What is Prolotherapy?

"When I was forty years old, I was diagnosed in two separate neurological clinics as having intractable [incurable] pain... It was by chance (later) I learned that Gustav A. Hemwall, M.D., a practitioner in the suburbs of Chicago, was an expert in prolotherapy. When I asked him if he could cure my pain, he asked me to describe it. When I had done the best I could, he replied, 'There is no such pain. Do you mean a pain...?' Then he continued to describe my pain much better than I could. When I said, 'That's it exactly,' he said, 'I can fix you.' To make a long story short, my intractable pain was not intractable and I was remarkably improved to the point where my pain ceased to be a problem," reports C. Everett Koop, MD, former US Surgeon General.

Do you suffer from the pain of arthritis, sports injury, and other joint problems? Did your doctors tell you, "There is nothing more we can do; you have to learn to manage your pain?" If they did, they may be wrong!

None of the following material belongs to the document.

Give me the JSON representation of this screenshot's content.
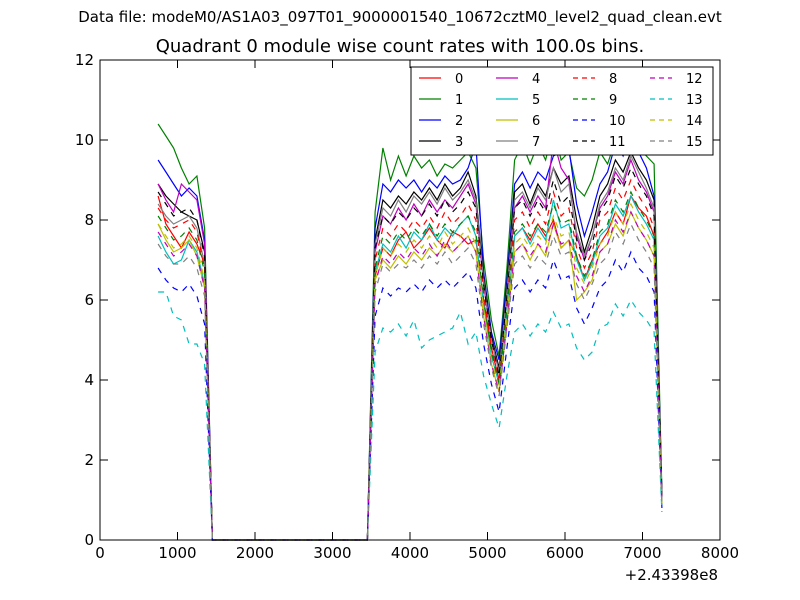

With some forms of chronic pain, such as cancer and neuropathic pain, to "manage" may be the best medicine can do until modern science brings new insights to its cure.

But, not so for the most common form of chronic pain-musculoskeletal pain. George Stuart Hackett, MD, demonstrated a cure for this type of pain over sixty years ago when he developed prolotherapy.

Dr. Hackett redefined the cause of chronic pain. He discovered that most musculoskeletal pain is due to ligament and/or tendon injury that over time leads to loose ligaments and unstable joints... causing pain.

Ligaments connect bones to bones. These mighty but small body tissues act somewhat like rubber bands, holding the bones together with just the right tension.

Tendons connect muscles to bones. Similar to ligaments, tendons enable movement of joints.

Ligaments and tendons naturally have a poor blood supply so they're prone to slow or incomplete healing after injury.

Hackett built on the work of others to develop a treatment--prolotherapy--to stimulate or restart the body's own healing of these tissues. Since that time, his methods have helped cure thousands of people with chronic pain. Yet, despite their report of pain relief, and research studies showing actual growth of related tendons, ligaments, and cartilage, prolotherapy is still not widely used within mainstream medicine.

"Traditional medical training overlooks the importance of ligaments, tendons and fascia and the small nerves that penetrate fascia and instead overemphasizes use of pharmaceuticals, surgery, or psychological labeling of patients," reports K. Dean Reeves MD, leading prolotherapy researcher and clinical associate professor, University of Kansas.

How Prolotherapy Works

Prolotherapy stimulates your own natural healing to restore the health of injured tissues that are causing pain. Another name for prolotherapy is regeneration injection therapy (RIT). Both refer to how this therapy works.

"Prolo" for proliferate, means "to grow," and "regeneration" means "to renew."

Prolotherapy grows or renews your body's tissues.

Prolotherapy involves the administration of a sterile solution with an anesthetic such as lidocaine into the area causing the pain. Prolotherapists use a number of different solutions ranging from simple sugar water to growth factors like platelet rich plasma (PRP) distilled from your own blood.

The solution stimulates a healing inflammatory reaction (the first stage of your healing process). This increases blood flow to the area bringing nutrients, healing immune cells, and growth factors that help the injured area repair. Your body's healing process takes over naturally.

Follow-up occurs anywhere from one to six weeks to assess results and need for more treatments. The whole process usually takes from two to six treatments depending on the nature of the injury.